Estate Planning and Special Considerations for Business Owners

  • August 11, 2022

Business owners face unique considerations while Planning their Estate. Hooper Law Office Attorney Justin Randall appeared on Local 5 Live to discuss what business owners need to know before they start planning.

Lisa Malak: In planning for business owners, there are some special consideration.

Millaine Wells: Attorney Justin Randall is here from Hooper Law Office to start the conversation. Good morning to you.

Justin Randall: Good morning.

Millaine Wells: So how is Estate Planning different for business owners compared to maybe regular jobs?

Justin Randall: Yeah. So, I mean, just like those regular Joes, they still have to have that Estate Plan. But there's also a lot more involved in getting that set up. They not only have to worry about their own personal assets and their family members, but also their, you know, whether they want to continue that business after something's happened to them. If it's unexpected or, you know, just at the end of their life, do they want it continued on to the next generation? Do they have someone in place to take over for them? So there are a lot more questions involved in that than there would be for someone without a business.

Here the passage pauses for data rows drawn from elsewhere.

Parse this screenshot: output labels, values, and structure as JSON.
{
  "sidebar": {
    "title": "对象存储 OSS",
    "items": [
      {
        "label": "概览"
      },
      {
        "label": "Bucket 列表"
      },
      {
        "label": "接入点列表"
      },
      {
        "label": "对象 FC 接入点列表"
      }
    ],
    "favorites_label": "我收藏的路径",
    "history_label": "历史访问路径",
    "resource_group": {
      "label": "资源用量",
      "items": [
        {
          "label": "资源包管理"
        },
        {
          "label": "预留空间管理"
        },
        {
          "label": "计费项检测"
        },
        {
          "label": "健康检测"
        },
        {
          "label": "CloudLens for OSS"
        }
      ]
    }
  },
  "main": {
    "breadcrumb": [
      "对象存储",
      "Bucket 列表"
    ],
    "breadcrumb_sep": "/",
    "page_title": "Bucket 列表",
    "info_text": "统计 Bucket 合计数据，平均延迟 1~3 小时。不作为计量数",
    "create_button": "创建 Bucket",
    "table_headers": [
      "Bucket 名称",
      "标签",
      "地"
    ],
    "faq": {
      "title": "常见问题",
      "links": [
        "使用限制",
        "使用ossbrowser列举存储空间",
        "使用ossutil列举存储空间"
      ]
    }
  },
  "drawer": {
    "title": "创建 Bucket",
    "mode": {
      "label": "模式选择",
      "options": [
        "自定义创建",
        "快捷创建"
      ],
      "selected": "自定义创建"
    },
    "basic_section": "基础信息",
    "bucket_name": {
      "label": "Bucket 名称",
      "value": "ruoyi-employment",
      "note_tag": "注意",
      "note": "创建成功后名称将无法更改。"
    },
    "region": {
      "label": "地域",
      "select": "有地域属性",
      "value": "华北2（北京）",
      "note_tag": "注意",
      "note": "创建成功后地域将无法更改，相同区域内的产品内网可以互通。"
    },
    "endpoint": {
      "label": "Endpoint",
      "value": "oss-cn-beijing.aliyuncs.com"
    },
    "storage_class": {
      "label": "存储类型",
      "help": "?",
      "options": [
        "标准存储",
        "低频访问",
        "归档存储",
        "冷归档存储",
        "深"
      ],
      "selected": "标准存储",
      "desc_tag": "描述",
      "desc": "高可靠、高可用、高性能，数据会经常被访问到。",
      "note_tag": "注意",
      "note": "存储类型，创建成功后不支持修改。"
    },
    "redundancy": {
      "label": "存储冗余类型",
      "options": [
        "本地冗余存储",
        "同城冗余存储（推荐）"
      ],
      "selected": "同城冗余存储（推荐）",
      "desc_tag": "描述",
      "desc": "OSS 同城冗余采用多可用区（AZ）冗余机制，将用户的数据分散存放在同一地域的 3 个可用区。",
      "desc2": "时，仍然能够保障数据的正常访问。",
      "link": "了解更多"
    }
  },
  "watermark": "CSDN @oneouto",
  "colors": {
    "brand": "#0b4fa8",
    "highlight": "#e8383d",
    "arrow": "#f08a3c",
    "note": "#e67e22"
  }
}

Lisa Malak: What about timing on this? Do business owners need to start maybe a little bit earlier? I know you say everyone should start early, but are there special considerations there?

Justin Randall: It's never too late to start, but yeah, absolutely. They really should start the moment they're there, starting that business. I mean, we talk about planning for the expected and the unexpected. Disability is not something that most people expect, whether it's a health event or, you know, a physical disability that they have. So it's really important to have a plan in place for what happens if something like that comes up.

Millaine Wells: Let's talk about what could happen if there isn't a plan in place.

Justin Randall: So what often happens, for example, if someone's disabled with, you know, an unexpected event, they don't have that key person in place to take over for them, continue operation. They don't have any plan in place if they need to be bought out of that business because they can't continue on. If they pass away, it can create a lot of disputes between other owners if the family wants to stay involved. But those other owners maybe don't want to own it with someone's spouse or their kids. Right? So it's really, really important to have those discussions with all the owners and with the family members too.